Many of the new upscale restaurants that have opened in recent years or are slated to open in 2018 are thematic, according to the experts. One good example is the planned opening of Pho Men on Troy in the Crown Heights neighborhood of Brooklyn. According to Albert Mayzels, the restaurant owner, the glatt kosher restaurant will offer “authentic traditional Vietnamese and Japanese cuisine.” Another slated opening with an Asian theme is Boru on the Upper West Side of Manhattan. Like restaurants everywhere, the kosher restaurant scene also experienced several closings, including the Prime Group, owned by Joey Allaham. Many credit Allaham with his Midtown Manhattan Prime Grill as being a pioneer in upscale kosher dining. Contrary to industry rumors about his financial difficulties, Mr. Allaham told Kosher Today “I left the business because I was ready to move on.” Other well-known kosher eateries that closed in 2017 included Ditmas in Los Angeles, Bedford in Queens and decades old, Va Bene in Manhattan.

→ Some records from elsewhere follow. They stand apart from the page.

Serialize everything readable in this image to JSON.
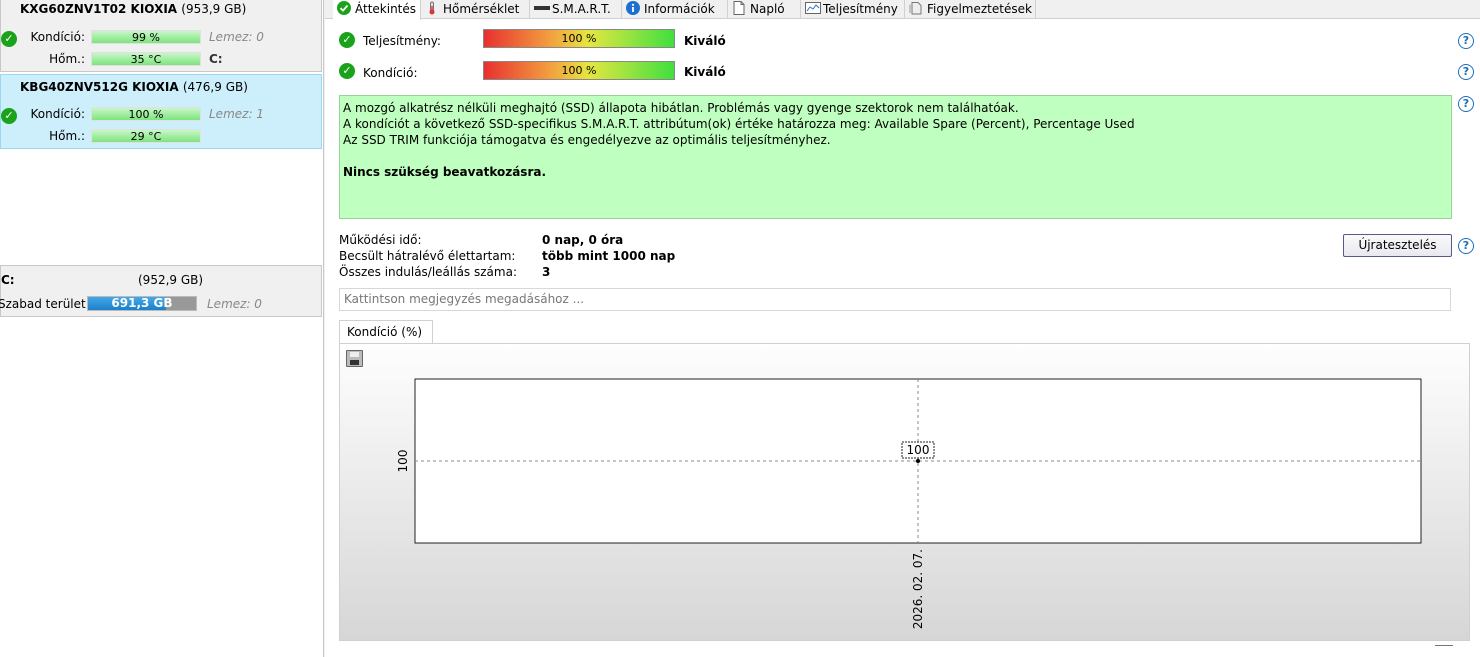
{
  "disks": [
    {
      "model": "KXG60ZNV1T02 KIOXIA",
      "size": "(953,9 GB)",
      "health_label": "Kondíció:",
      "health_value": "99 %",
      "temp_label": "Hőm.:",
      "temp_value": "35 °C",
      "disk_index": "Lemez: 0",
      "drive_letter": "C:"
    },
    {
      "model": "KBG40ZNV512G KIOXIA",
      "size": "(476,9 GB)",
      "health_label": "Kondíció:",
      "health_value": "100 %",
      "temp_label": "Hőm.:",
      "temp_value": "29 °C",
      "disk_index": "Lemez: 1"
    }
  ],
  "volume": {
    "letter": "C:",
    "size": "(952,9 GB)",
    "free_label": "Szabad terület",
    "free_value": "691,3 GB",
    "free_fraction": 0.725,
    "disk_index": "Lemez: 0"
  },
  "tabs": [
    {
      "label": "Áttekintés",
      "icon": "check-icon",
      "active": true
    },
    {
      "label": "Hőmérséklet",
      "icon": "thermometer-icon"
    },
    {
      "label": "S.M.A.R.T.",
      "icon": "drive-icon"
    },
    {
      "label": "Információk",
      "icon": "info-icon"
    },
    {
      "label": "Napló",
      "icon": "document-icon"
    },
    {
      "label": "Teljesítmény",
      "icon": "chart-icon"
    },
    {
      "label": "Figyelmeztetések",
      "icon": "alerts-icon"
    }
  ],
  "performance": {
    "label": "Teljesítmény:",
    "value": "100 %",
    "rating": "Kiváló"
  },
  "health": {
    "label": "Kondíció:",
    "value": "100 %",
    "rating": "Kiváló"
  },
  "info_lines": [
    "A mozgó alkatrész nélküli meghajtó (SSD) állapota hibátlan. Problémás vagy gyenge szektorok nem találhatóak.",
    "A kondíciót a következő SSD-specifikus S.M.A.R.T. attribútum(ok) értéke határozza meg:  Available Spare (Percent), Percentage Used",
    "Az SSD TRIM funkciója támogatva és engedélyezve az optimális teljesítményhez."
  ],
  "info_conclusion": "Nincs szükség beavatkozásra.",
  "stats": [
    {
      "label": "Működési idő:",
      "value": "0 nap, 0 óra"
    },
    {
      "label": "Becsült hátralévő élettartam:",
      "value": "több mint 1000 nap"
    },
    {
      "label": "Összes indulás/leállás száma:",
      "value": "3"
    }
  ],
  "retest_label": "Újratesztelés",
  "note_placeholder": "Kattintson megjegyzés megadásához ...",
  "chart_tab_label": "Kondíció  (%)",
  "chart_data": {
    "type": "line",
    "x": [
      "2026. 02. 07."
    ],
    "series": [
      {
        "values": [
          100
        ]
      }
    ],
    "yticks": [
      "100"
    ],
    "data_labels": [
      "100"
    ],
    "grid": true
  }
}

In his end of year review of the kosher restaurant scene, Mr. Kornblum noted that “Florida bounced back from a tough season last year to much better one this year.” He also pointed out that “Las Vegas has seen a few new places in 2017 with more coming in 2018.” Kornblum also revealed that new upscale dairy restaurants are opening in Manhattan; one opened this last month and another is slated to open soon on the East Side. He also predicted that “we may see more non-kosher restaurants turning kosher, or selling to kosher in more populated Jewish areas.”